6.2Le Comité s’est assuré, comme il est tenu de le faire conformément au paragraphe 2 a) de l’article 5 du Protocole facultatif, que la même question n’était pas déjà en cours d’examen devant une autre instance internationale d’enquête ou de règlement.

6.3Le Comité a pris note des observations de l’État partie concernant l’absence de pouvoirs conférés au conseil par deux des auteurs, ce qui emporterait selon lui l’irrecevabilité de la communication en vertu de l’article premier du Protocole facultatif. Le Comité relève que les pouvoirs en question, s’ils ne lui ont effectivement pas été présentés initialement, ont toutefois été envoyés par la suite. Il considère par conséquent que le motif d’irrecevabilité invoqué par l’État partie n’est plus pertinent.
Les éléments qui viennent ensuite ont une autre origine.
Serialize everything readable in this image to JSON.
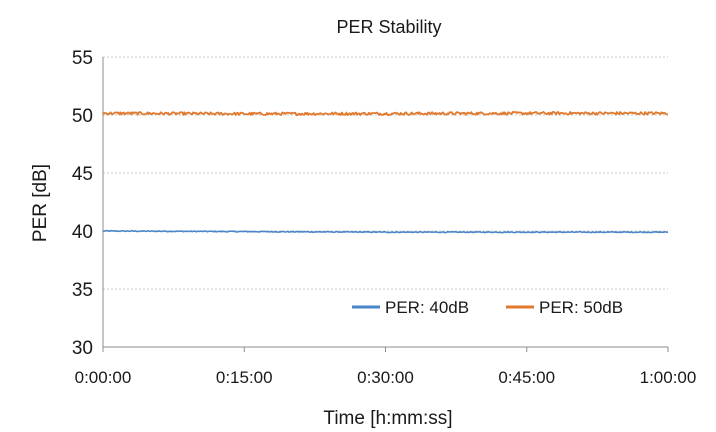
{
  "chart_data": {
    "type": "line",
    "title": "PER Stability",
    "xlabel": "Time [h:mm:ss]",
    "ylabel": "PER [dB]",
    "ylim": [
      30,
      55
    ],
    "yticks": [
      "30",
      "35",
      "40",
      "45",
      "50",
      "55"
    ],
    "xlim": [
      "0:00:00",
      "1:00:00"
    ],
    "xticks": [
      "0:00:00",
      "0:15:00",
      "0:30:00",
      "0:45:00",
      "1:00:00"
    ],
    "grid": true,
    "legend_position": "bottom-right",
    "x": [
      "0:00:00",
      "0:15:00",
      "0:30:00",
      "0:45:00",
      "1:00:00"
    ],
    "series": [
      {
        "name": "PER: 40dB",
        "color": "#4a86c8",
        "values": [
          40.0,
          39.95,
          39.9,
          39.9,
          39.9
        ]
      },
      {
        "name": "PER: 50dB",
        "color": "#e07a2e",
        "values": [
          50.15,
          50.1,
          50.12,
          50.15,
          50.15
        ]
      }
    ]
  }
}
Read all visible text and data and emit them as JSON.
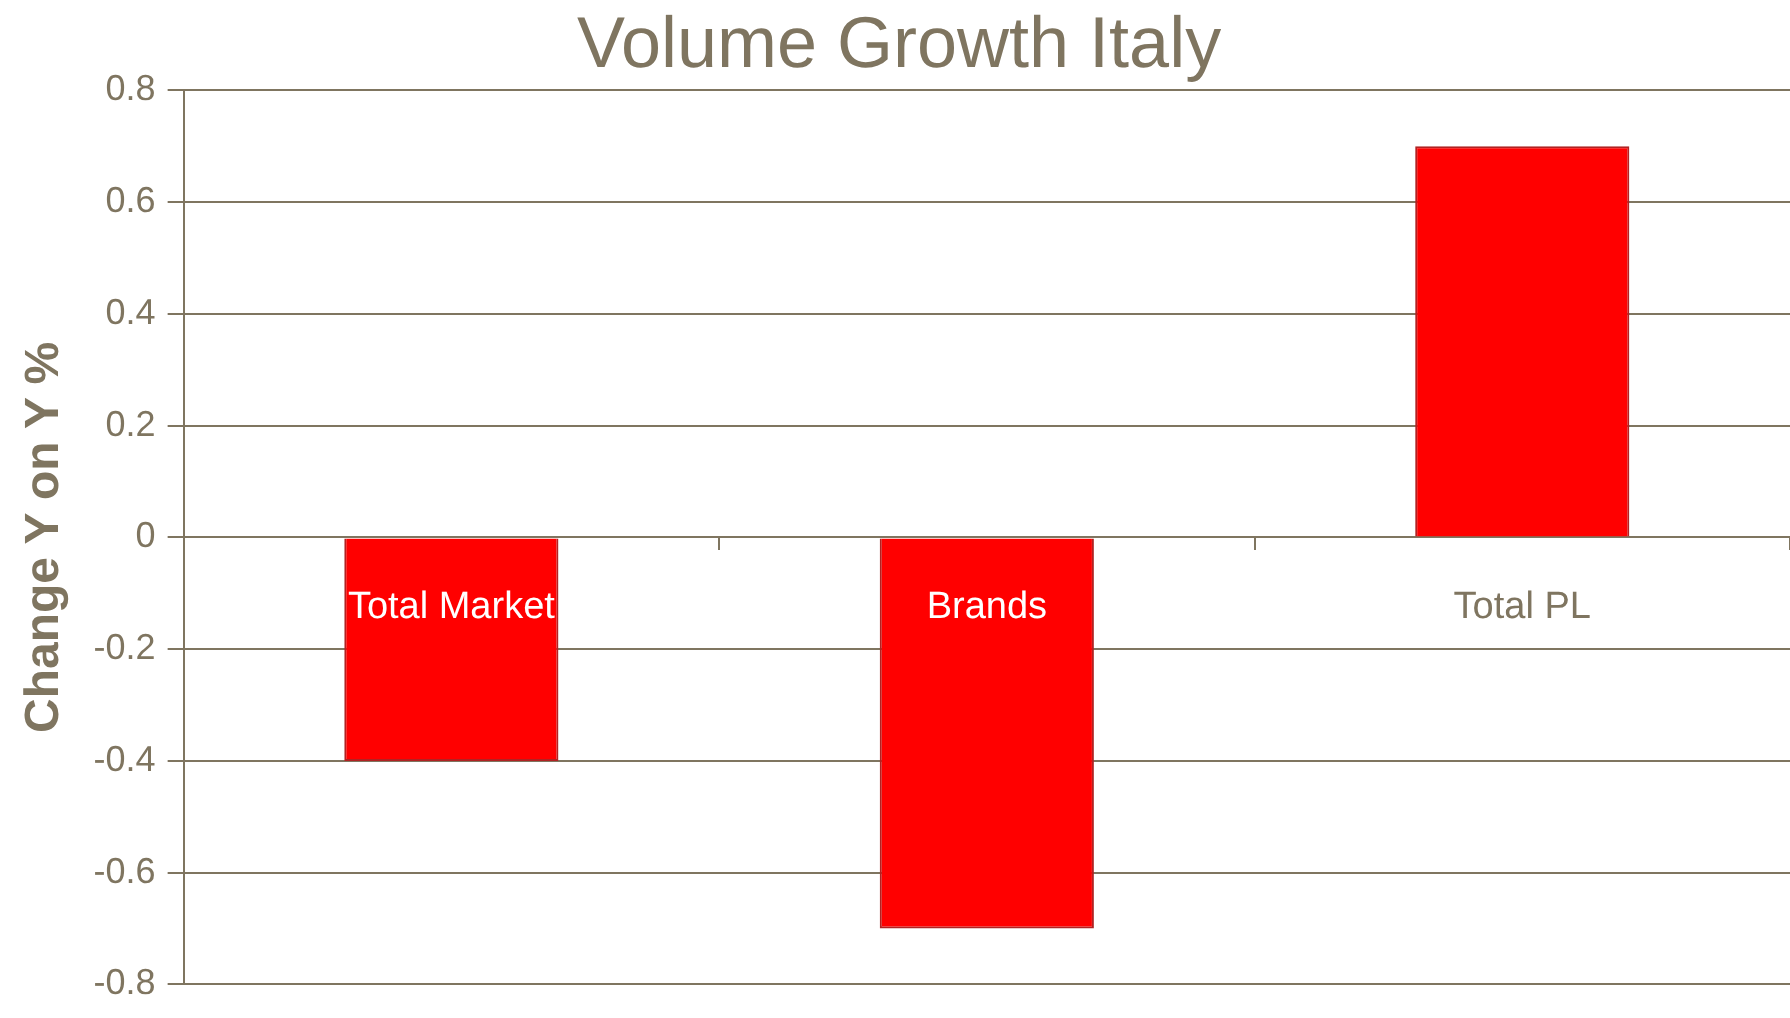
{
  "chart_data": {
    "type": "bar",
    "title": "Volume Growth Italy",
    "ylabel": "Change Y on Y %",
    "categories": [
      "Total Market",
      "Brands",
      "Total PL"
    ],
    "values": [
      -0.4,
      -0.7,
      0.7
    ],
    "color": "#ff0000",
    "ylim": [
      -0.8,
      0.8
    ],
    "yticks": [
      -0.8,
      -0.6,
      -0.4,
      -0.2,
      0,
      0.2,
      0.4,
      0.6,
      0.8
    ],
    "grid": "y",
    "legend": false
  }
}
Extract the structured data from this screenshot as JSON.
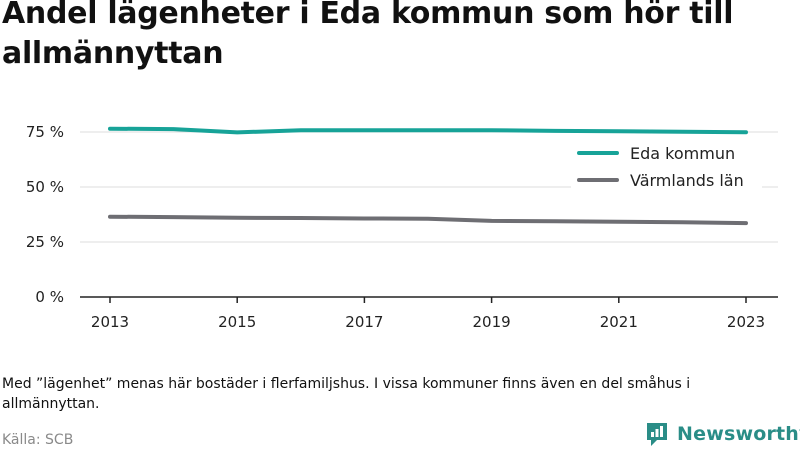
{
  "title": "Andel lägenheter i Eda kommun som hör till allmännyttan",
  "note": "Med ”lägenhet” menas här bostäder i flerfamiljshus. I vissa kommuner finns även en del småhus i allmännyttan.",
  "source": "Källa: SCB",
  "brand": {
    "name": "Newsworthy",
    "icon": "newsworthy-logo-icon",
    "color": "#2a8d87"
  },
  "chart_data": {
    "type": "line",
    "title": "Andel lägenheter i Eda kommun som hör till allmännyttan",
    "xlabel": "",
    "ylabel": "",
    "x": [
      2013,
      2014,
      2015,
      2016,
      2017,
      2018,
      2019,
      2020,
      2021,
      2022,
      2023
    ],
    "x_ticks": [
      2013,
      2015,
      2017,
      2019,
      2021,
      2023
    ],
    "y_ticks": [
      0,
      25,
      50,
      75
    ],
    "y_tick_labels": [
      "0 %",
      "25 %",
      "50 %",
      "75 %"
    ],
    "ylim": [
      0,
      80
    ],
    "grid": "horizontal",
    "legend_position": "top-right",
    "series": [
      {
        "name": "Eda kommun",
        "color": "#17a398",
        "values": [
          76.5,
          76.3,
          74.8,
          75.8,
          75.8,
          75.8,
          75.8,
          75.5,
          75.3,
          75.1,
          74.9
        ]
      },
      {
        "name": "Värmlands län",
        "color": "#6e6e73",
        "values": [
          36.5,
          36.3,
          36.0,
          35.9,
          35.7,
          35.6,
          34.6,
          34.4,
          34.2,
          34.0,
          33.6
        ]
      }
    ]
  }
}
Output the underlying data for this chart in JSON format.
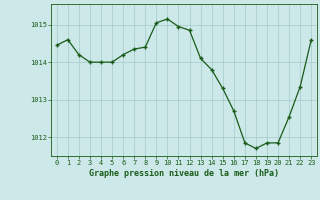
{
  "x": [
    0,
    1,
    2,
    3,
    4,
    5,
    6,
    7,
    8,
    9,
    10,
    11,
    12,
    13,
    14,
    15,
    16,
    17,
    18,
    19,
    20,
    21,
    22,
    23
  ],
  "y": [
    1014.45,
    1014.6,
    1014.2,
    1014.0,
    1014.0,
    1014.0,
    1014.2,
    1014.35,
    1014.4,
    1015.05,
    1015.15,
    1014.95,
    1014.85,
    1014.1,
    1013.8,
    1013.3,
    1012.7,
    1011.85,
    1011.7,
    1011.85,
    1011.85,
    1012.55,
    1013.35,
    1014.6
  ],
  "line_color": "#1a5c1a",
  "marker": "+",
  "bg_color": "#cce8e8",
  "grid_color": "#aacece",
  "xlabel": "Graphe pression niveau de la mer (hPa)",
  "xlabel_color": "#1a5c1a",
  "tick_color": "#1a5c1a",
  "axis_color": "#1a5c1a",
  "ylim": [
    1011.5,
    1015.55
  ],
  "yticks": [
    1012,
    1013,
    1014,
    1015
  ],
  "xticks": [
    0,
    1,
    2,
    3,
    4,
    5,
    6,
    7,
    8,
    9,
    10,
    11,
    12,
    13,
    14,
    15,
    16,
    17,
    18,
    19,
    20,
    21,
    22,
    23
  ]
}
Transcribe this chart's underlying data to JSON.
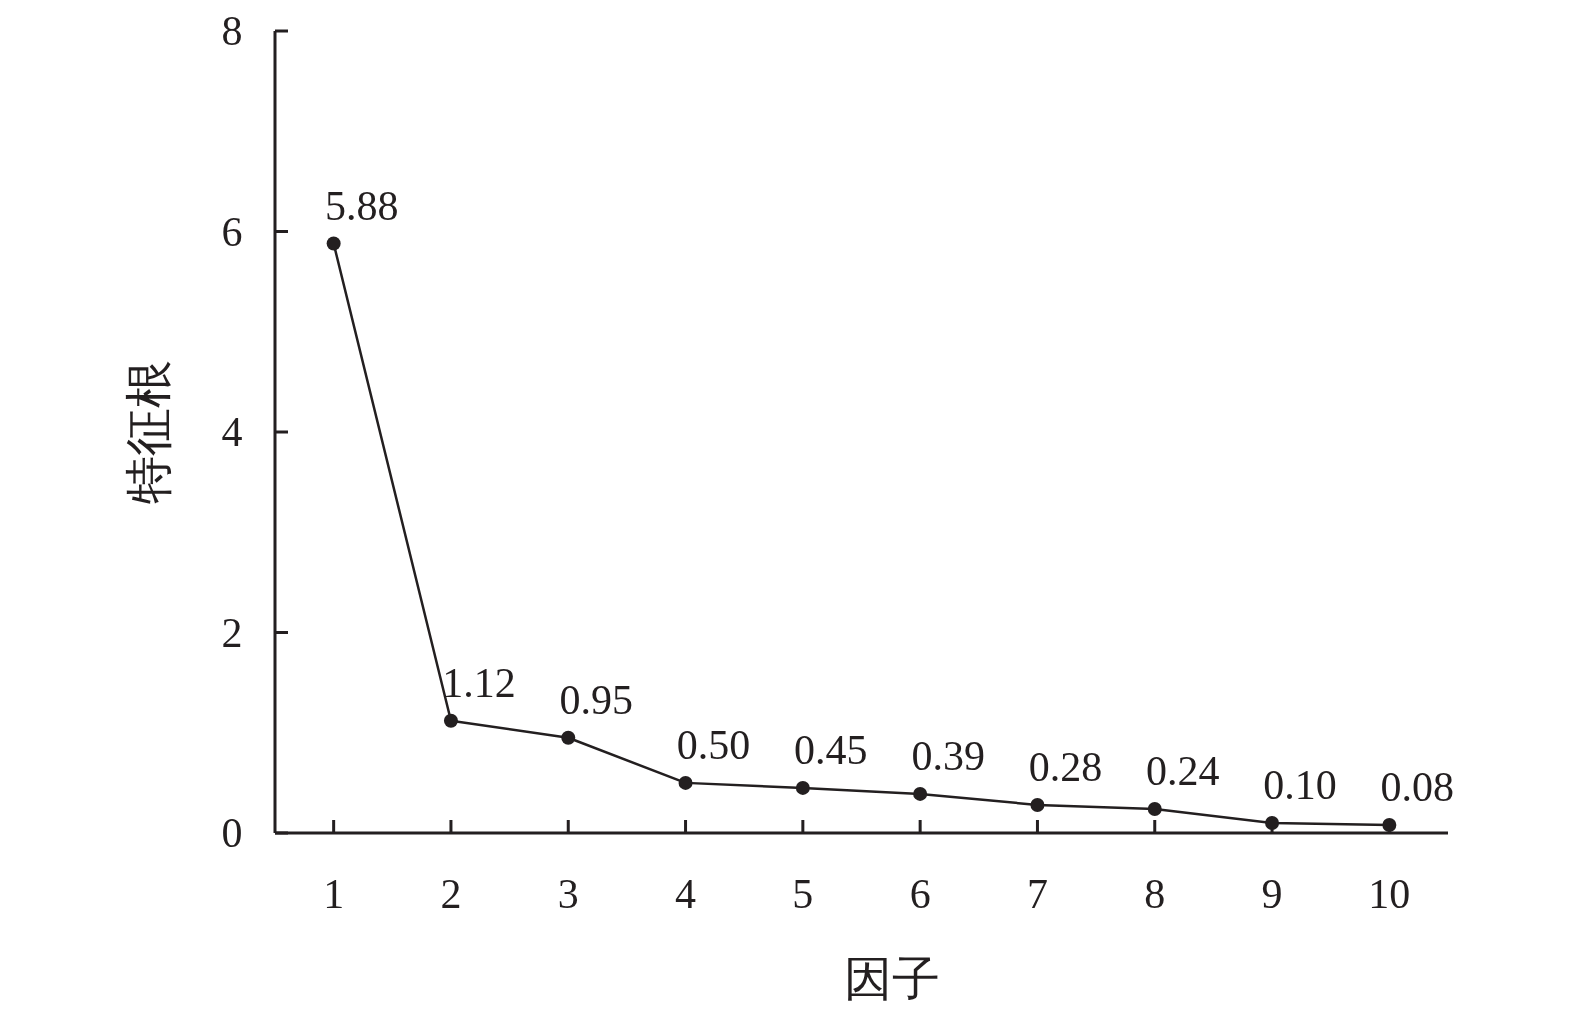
{
  "chart_data": {
    "type": "line",
    "xlabel": "因子",
    "ylabel": "特征根",
    "categories": [
      "1",
      "2",
      "3",
      "4",
      "5",
      "6",
      "7",
      "8",
      "9",
      "10"
    ],
    "values": [
      5.88,
      1.12,
      0.95,
      0.5,
      0.45,
      0.39,
      0.28,
      0.24,
      0.1,
      0.08
    ],
    "value_labels": [
      "5.88",
      "1.12",
      "0.95",
      "0.50",
      "0.45",
      "0.39",
      "0.28",
      "0.24",
      "0.10",
      "0.08"
    ],
    "color": "#231f20",
    "marker": "circle",
    "line_style": "solid",
    "ylim": [
      0,
      8
    ],
    "yticks": [
      0,
      2,
      4,
      6,
      8
    ],
    "grid": false
  }
}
6.4Les auteurs s’estiment atteints dans leur droit à une procédure régulière du fait que les organes judiciaires qui les ont jugés ont commis des irrégularités dans l’administration de la preuve, les ont condamnés pour un délit (détournement de fonds) dont la définition dans le Code pénal ne correspond pas aux actes qui leur étaient reprochés, et se sont trompés dans le calcul du délai de prescription de ce délit. Le Comité note que ces griefs ont trait à l’appréciation des faits et des éléments de preuve par les tribunaux de l’État partie. Il rappelle sa jurisprudence et réaffirme que c’est aux juridictions des États parties qu’il appartient d’apprécier les faits et les éléments de preuve dans une affaire donnée, ou la manière dont la législation interne a été appliquée, à moins qu’il ne soit établi que cette appréciation, ou cette application, a été clairement arbitraire ou manifestement entachée d’erreur ou a constitué un déni de justice. Le Comité a examiné les documents produits par les parties, dont le jugement condamnatoire de première instance et les décisions sur le recours en appel et sur le pourvoi en cassation formés par les auteurs, dans lesquels sont abordés les griefs qui lui sont aujourd’hui soumis. Le Comité estime que ces documents ne permettent pas d’établir que les procédures judiciaires en question ont été entachées de telles irrégularités. Il conclut que les auteurs n’ont pas suffisamment étayé leur grief de violation du paragraphe 1 de l’article 14, et déclare donc cette partie de la communication irrecevable au regard de l’article 2 du Protocole facultatif.

6.5Les auteurs affirment également qu’ils ont été jugés, en première et deuxième instance, par des tribunaux qui ne remplissaient pas la condition d’impartialité, puisqu’ils avaient été établis de manière ad hoc, en violation du principe de la préexistence du juge compétent. Le Comité considère que l’article 14 du Pacte n’interdit pas nécessairement l’établissement de juridictions pénales ayant une compétence spéciale, pour autant que cela soit conforme à la législation nationale et que ces juridictions respectent les garanties prévues par l’article 14. Pour ce qui est de la première de ces conditions, le Comité relève que la Cour suprême a examiné en cassation le grief des auteurs et a conclu que la création des tribunaux en question trouvait son fondement juridique dans la loi statutaire relative à l’administration de la justice. Le Comité estime qu’il ne lui appartient pas d’apprécier l’interprétation que les juridictions nationales donnent de la législation interne. Pour ce qui est de la seconde condition, il considère que le fait d’avoir établi des organes judiciaires spécifiques pour connaître des procédures concernant Foncolpuertos ne signifie pas que ces organes aient agi avec partialité. D’autres éléments sont nécessaires pour démontrer la partialité. Or, les éléments dont dispose le Comité ne lui permettent pas de conclure à l’existence de partialité. Le Comité en conclut que les auteurs n’ont pas suffisamment étayé le grief formulé dans ce sens et déclare donc que cette partie de la communication est également irrecevable au regard de l’article 2 du Protocole facultatif.

7.En conséquence, le Comité des droits de l’homme décide:

a)Que la communication est irrecevable en vertu de l’article 2 du Protocole facultatif;

b)Que la présente décision sera communiquée à l’État partie ainsi qu’aux auteurs et à leur conseil.

[Adopté en espagnol (version originale), en anglais et en français. Paraîtra ultérieurement en arabe, en chinois et en russe dans le rapport annuel du Comité à l’Assemblée générale.]